You may now filter the result based on REF_TYPE. Please have a look at the PL/Scope documentation to find other values expected in REF_TYPE. Filtering on CHARACTER DATATYPE will not be enough for all use cases.

PhilippSalvisberg commented 6 years ago

Please open another issue regarding naming conventions. Just to avoid mixing things in this thread. Thanks.
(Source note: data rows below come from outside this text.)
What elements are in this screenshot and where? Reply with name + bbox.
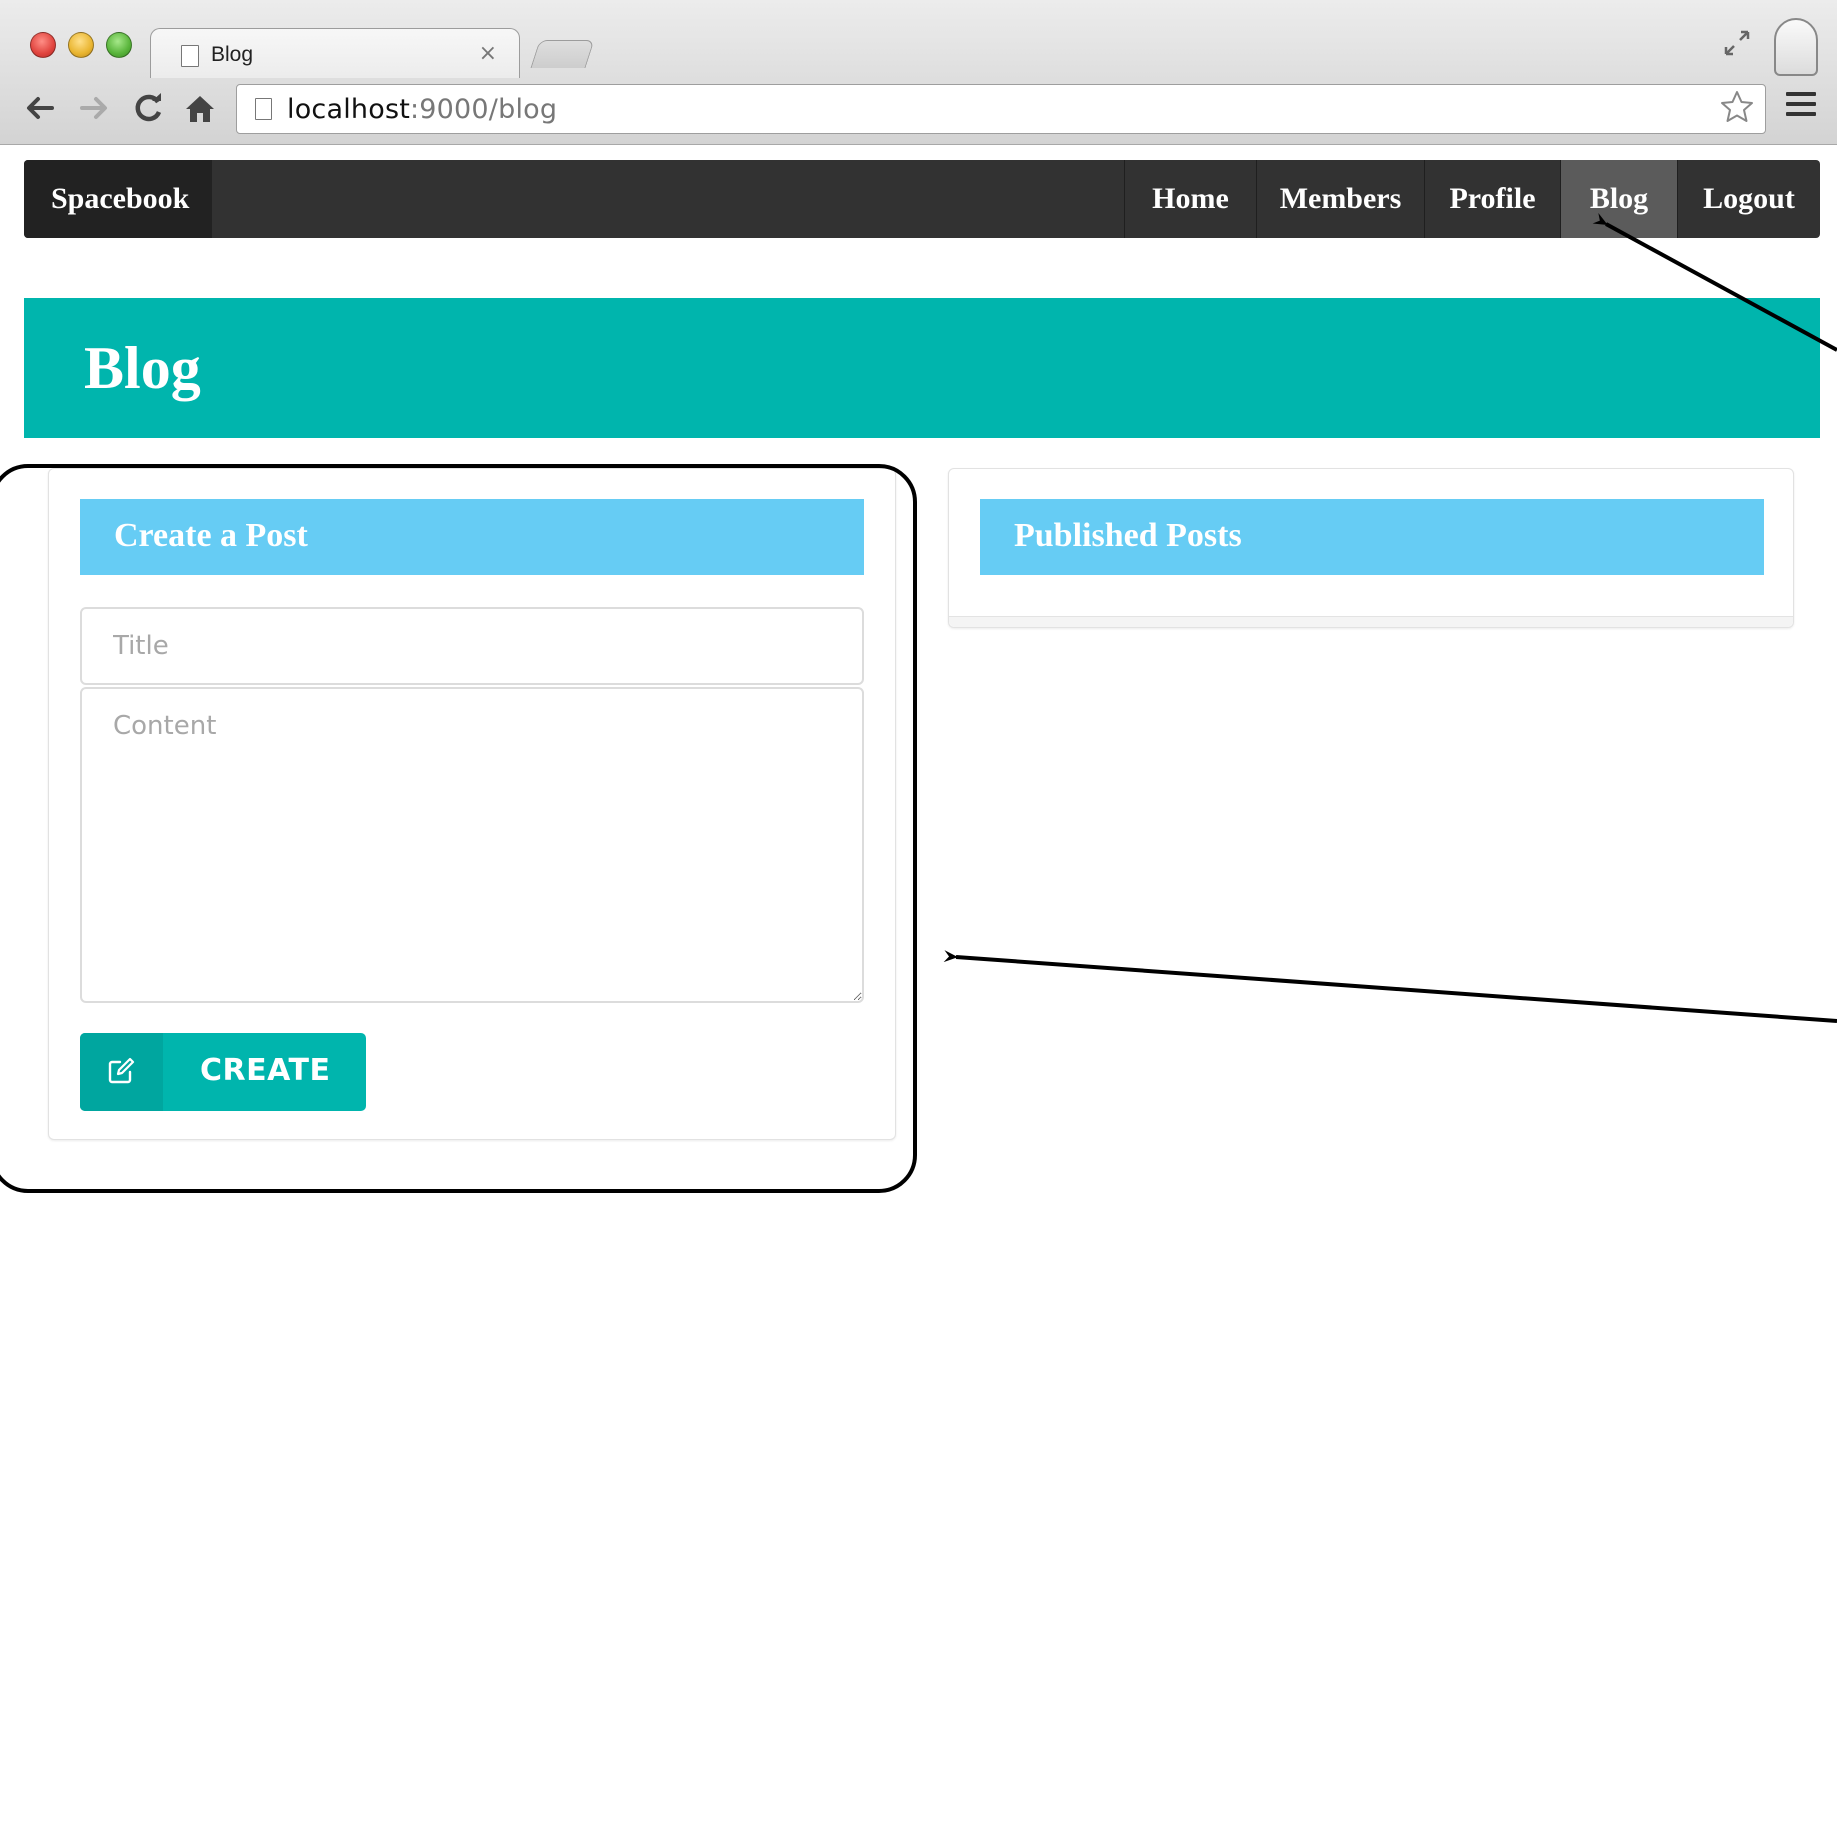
create-post-heading: Create a Post xyxy=(114,517,308,554)
content-textarea[interactable] xyxy=(80,687,864,1003)
title-input[interactable] xyxy=(80,607,864,685)
create-button-label: CREATE xyxy=(200,1053,331,1088)
url-text[interactable]: localhost:9000/blog xyxy=(287,94,557,125)
profile-icon[interactable] xyxy=(1774,18,1818,76)
fullscreen-icon[interactable] xyxy=(1722,28,1752,58)
nav-item-blog[interactable]: Blog xyxy=(1560,160,1677,238)
close-icon[interactable]: × xyxy=(479,41,497,66)
reload-icon[interactable] xyxy=(130,90,166,126)
nav-item-logout[interactable]: Logout xyxy=(1677,160,1820,238)
nav-menu: Home Members Profile Blog Logout xyxy=(1124,160,1820,238)
tab-title: Blog xyxy=(211,43,254,66)
published-posts-heading: Published Posts xyxy=(1014,517,1242,554)
menu-icon[interactable] xyxy=(1786,92,1816,122)
star-icon[interactable] xyxy=(1719,89,1755,134)
address-bar[interactable]: localhost:9000/blog xyxy=(236,84,1766,134)
create-post-header: Create a Post xyxy=(80,499,864,575)
browser-chrome: Blog × localhost:9000/blog xyxy=(0,0,1837,145)
published-posts-header: Published Posts xyxy=(980,499,1764,575)
nav-item-profile[interactable]: Profile xyxy=(1424,160,1560,238)
create-button[interactable]: CREATE xyxy=(80,1033,366,1111)
callout-arrow-form xyxy=(943,950,1837,1023)
url-host: localhost xyxy=(287,94,410,125)
published-posts-card: Published Posts xyxy=(948,468,1794,628)
page-header: Blog xyxy=(24,298,1820,438)
window-zoom-button[interactable] xyxy=(106,32,132,58)
window-minimize-button[interactable] xyxy=(68,32,94,58)
nav-item-members[interactable]: Members xyxy=(1256,160,1424,238)
browser-tab[interactable]: Blog × xyxy=(150,28,520,78)
window-close-button[interactable] xyxy=(30,32,56,58)
nav-item-home[interactable]: Home xyxy=(1124,160,1256,238)
edit-icon xyxy=(80,1033,163,1111)
page-icon xyxy=(255,98,272,120)
url-path: :9000/blog xyxy=(410,94,558,125)
back-arrow-icon[interactable] xyxy=(22,90,58,126)
site-navbar: Spacebook Home Members Profile Blog Logo… xyxy=(24,160,1820,238)
brand-link[interactable]: Spacebook xyxy=(24,160,212,238)
page-icon xyxy=(181,45,199,67)
create-post-card: Create a Post CREATE xyxy=(48,468,896,1140)
page-title: Blog xyxy=(84,335,201,401)
forward-arrow-icon[interactable] xyxy=(76,90,112,126)
home-icon[interactable] xyxy=(182,90,218,126)
new-tab-button[interactable] xyxy=(530,40,595,68)
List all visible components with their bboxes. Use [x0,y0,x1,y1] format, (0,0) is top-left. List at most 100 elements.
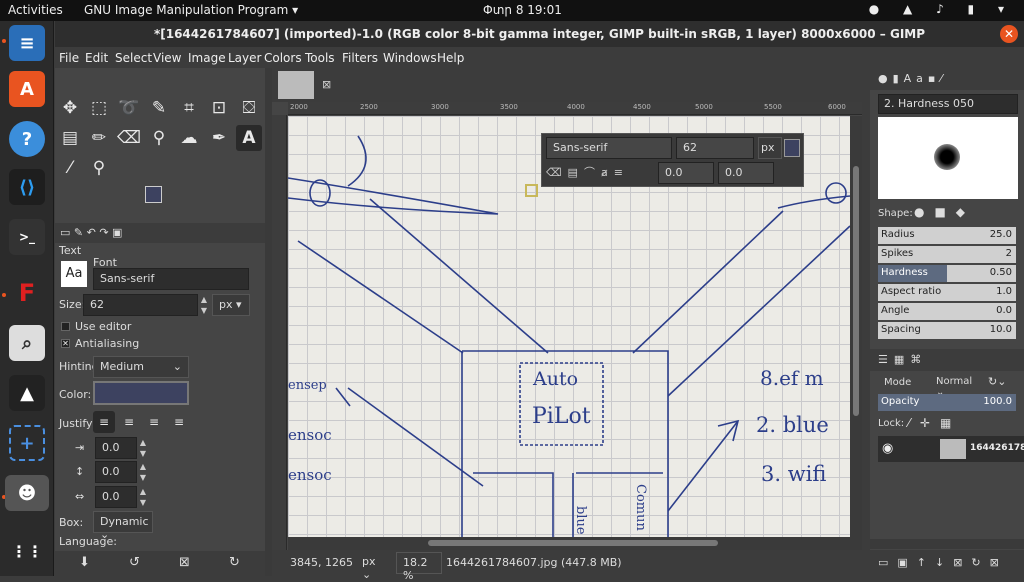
text-editor-icon[interactable]: ≡ [9,25,45,61]
smudge-tool-icon[interactable]: ☁ [176,125,202,151]
vertical-scrollbar[interactable] [850,116,862,537]
size-input[interactable]: 62 [83,294,198,316]
rect-select-icon[interactable]: ⬚ [86,95,112,121]
restore-options-icon[interactable]: ↺ [129,555,140,570]
size-spinner[interactable]: ▲ ▼ [198,294,210,316]
menu-image[interactable]: Image [188,51,226,65]
fuzzy-select-icon[interactable]: ✎ [146,95,172,121]
show-apps-icon[interactable]: ⋮⋮ [9,533,45,569]
shape-options-icons[interactable]: ●■◆ [914,205,975,219]
layer-row[interactable]: ◉ 1644261784 [878,436,1024,462]
inkscape-icon[interactable]: ▲ [9,375,45,411]
app-menu[interactable]: GNU Image Manipulation Program ▾ [84,3,298,17]
letter-spacing-input[interactable]: 0.0 [95,486,137,508]
size-unit-select[interactable]: px ▾ [212,294,250,316]
close-window-button[interactable]: ✕ [1000,25,1018,43]
ontext-unit-select[interactable]: px [758,137,782,159]
delete-options-icon[interactable]: ⊠ [179,555,190,570]
zoom-select[interactable]: 18.2 % [396,552,442,582]
menu-select[interactable]: Select [115,51,152,65]
clock[interactable]: Փտր 8 19:01 [483,3,562,17]
brush-param-row[interactable]: Spacing 10.0 [878,322,1016,339]
ontext-kerning-input[interactable]: 0.0 [718,162,774,184]
menu-file[interactable]: File [59,51,79,65]
gradient-tool-icon[interactable]: ▤ [57,125,83,151]
mode-reset-icon[interactable]: ↻⌄ [988,375,1006,388]
lock-icons[interactable]: ⁄✛▦ [908,416,961,430]
foreground-color-swatch[interactable] [145,186,162,203]
hinting-select[interactable]: Medium ⌄ [93,356,189,378]
lasso-icon[interactable]: ➰ [116,95,142,121]
justify-right-icon[interactable]: ≡ [118,411,140,433]
close-tab-icon[interactable]: ⊠ [322,78,331,91]
layers-scrollbar[interactable] [870,539,1024,549]
zoom-tool-icon[interactable]: ⚲ [86,155,112,181]
system-tray[interactable]: ● ▲ ♪ ▮ ▾ [869,2,1014,16]
eye-icon[interactable]: ◉ [882,441,893,456]
paintbrush-icon[interactable]: ✏ [86,125,112,151]
activities-button[interactable]: Activities [8,3,63,17]
filezilla-icon[interactable]: F [9,275,45,311]
indent-input[interactable]: 0.0 [95,437,137,459]
ontext-baseline-input[interactable]: 0.0 [658,162,714,184]
text-cursor-handle[interactable] [525,184,538,197]
letter-spacing-spinner[interactable]: ▲ ▼ [137,486,149,508]
horizontal-scroll-thumb[interactable] [428,540,718,546]
horizontal-scrollbar[interactable] [288,537,862,550]
search-magnifier-icon[interactable]: ⌕ [9,325,45,361]
ontext-color-swatch[interactable] [784,139,800,157]
text-color-swatch[interactable] [93,381,189,405]
menu-layer[interactable]: Layer [228,51,261,65]
layer-name[interactable]: 1644261784 [970,443,1024,453]
brush-param-row[interactable]: Spikes 2 [878,246,1016,263]
transform-tool-icon[interactable]: ⊡ [206,95,232,121]
brush-tab-icons[interactable]: ●▮Aa▪⁄ [878,72,947,85]
help-icon[interactable]: ? [9,121,45,157]
mode-select[interactable]: Normal ⌄ [930,373,986,398]
menu-colors[interactable]: Colors [264,51,302,65]
brush-param-row[interactable]: Aspect ratio 1.0 [878,284,1016,301]
menu-edit[interactable]: Edit [85,51,108,65]
indent-spinner[interactable]: ▲ ▼ [137,437,149,459]
ontext-size-input[interactable]: 62 [676,137,754,159]
line-spacing-spinner[interactable]: ▲ ▼ [137,461,149,483]
vscode-icon[interactable]: ⟨⟩ [9,169,45,205]
layers-tab-icons[interactable]: ☰▦⌘ [878,353,927,366]
color-picker-icon[interactable]: ⁄ [57,155,83,181]
brush-param-row[interactable]: Radius 25.0 [878,227,1016,244]
paths-tool-icon[interactable]: ✒ [206,125,232,151]
box-select[interactable]: Dynamic ⌄ [93,511,153,541]
justify-left-icon[interactable]: ≡ [93,411,115,433]
menu-windows[interactable]: Windows [383,51,437,65]
ontext-style-icons[interactable]: ⌫▤⌒ⱥ≡ [546,164,629,180]
menu-view[interactable]: View [153,51,181,65]
justify-center-icon[interactable]: ≡ [143,411,165,433]
vertical-scroll-thumb[interactable] [853,166,859,416]
gimp-icon[interactable]: ☻ [5,475,49,511]
clone-tool-icon[interactable]: ⚲ [146,125,172,151]
use-editor-checkbox[interactable] [61,322,70,331]
text-tool-icon[interactable]: A [236,125,262,151]
ontext-font-input[interactable]: Sans-serif [546,137,672,159]
software-center-icon[interactable]: A [9,71,45,107]
brush-param-row[interactable]: Hardness 0.50 [878,265,1016,282]
antialiasing-checkbox[interactable]: ✕ [61,339,70,348]
reset-options-icon[interactable]: ↻ [229,555,240,570]
line-spacing-input[interactable]: 0.0 [95,461,137,483]
status-unit-select[interactable]: px ⌄ [356,552,394,581]
bucket-fill-icon[interactable]: ⛋ [236,95,262,121]
layer-action-icons[interactable]: ▭▣↑↓⊠↻⊠ [878,556,1008,569]
justify-fill-icon[interactable]: ≡ [168,411,190,433]
image-thumbnail-tab[interactable] [278,71,314,99]
crop-tool-icon[interactable]: ⌗ [176,95,202,121]
move-tool-icon[interactable]: ✥ [57,95,83,121]
save-options-icon[interactable]: ⬇ [79,555,90,570]
left-dock-divider[interactable] [265,68,272,576]
font-input[interactable]: Sans-serif [93,268,249,290]
brush-param-row[interactable]: Angle 0.0 [878,303,1016,320]
terminal-icon[interactable]: >_ [9,219,45,255]
screenshot-icon[interactable]: + [9,425,45,461]
opacity-slider[interactable]: Opacity 100.0 [878,394,1016,411]
menu-tools[interactable]: Tools [305,51,335,65]
menu-help[interactable]: Help [437,51,464,65]
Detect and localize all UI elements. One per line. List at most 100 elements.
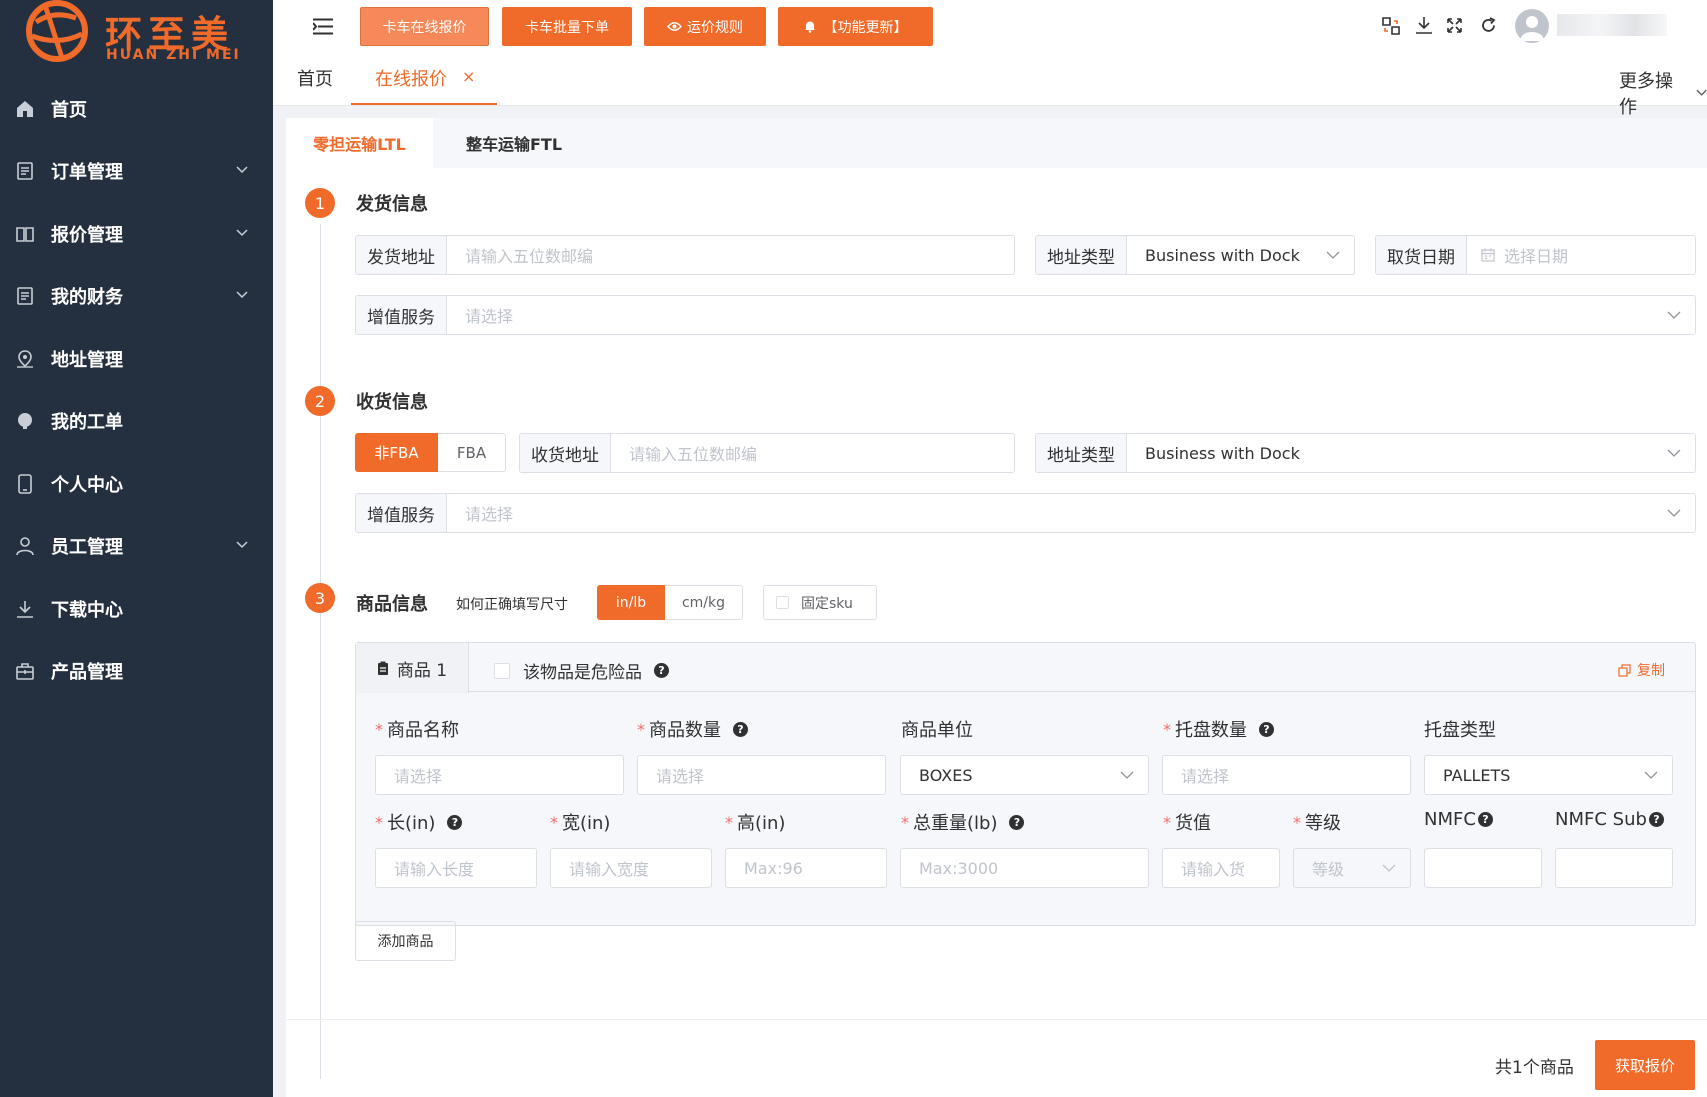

rajivgupta780184 commented 6 years ago

Thanks Phillips but how to include same in plscope_naming view? .What if that pattern doesn't exists in declaration part and exists in body part of any procedure /pkg/function and that can be any custom code e.g. I want to search for a specific pattern in my code like what pattern team has used for commenting

/Multi line code comments with single start /

or

/ double start comments/

or

--Single line comments

and suppose I want to restrict team to use only /* / pattern and not others and I want this to be included in plscope_naming view and I can set the COMMENT_REGEXE

exec plscope_context.set_attr('COMMENTS_REGEXE','(*.*//.)|(/*.)|(--.)|(((/*)+?[\w\W]+?(\/)+))');

Please advise.

PhilippSalvisberg commented 6 years ago

PL/Scope is not a full parsing solution. It just reports identifiers and SQL statements during parse time with some context information.

Comments are not covered by PL/Scope. Hence you need to parse the comments from dba_source or from source files yourself. BTW the regex will become a bit more complex since you have to exclude comments in string literals.

So, there are no plans to cover comments in plscope-utils.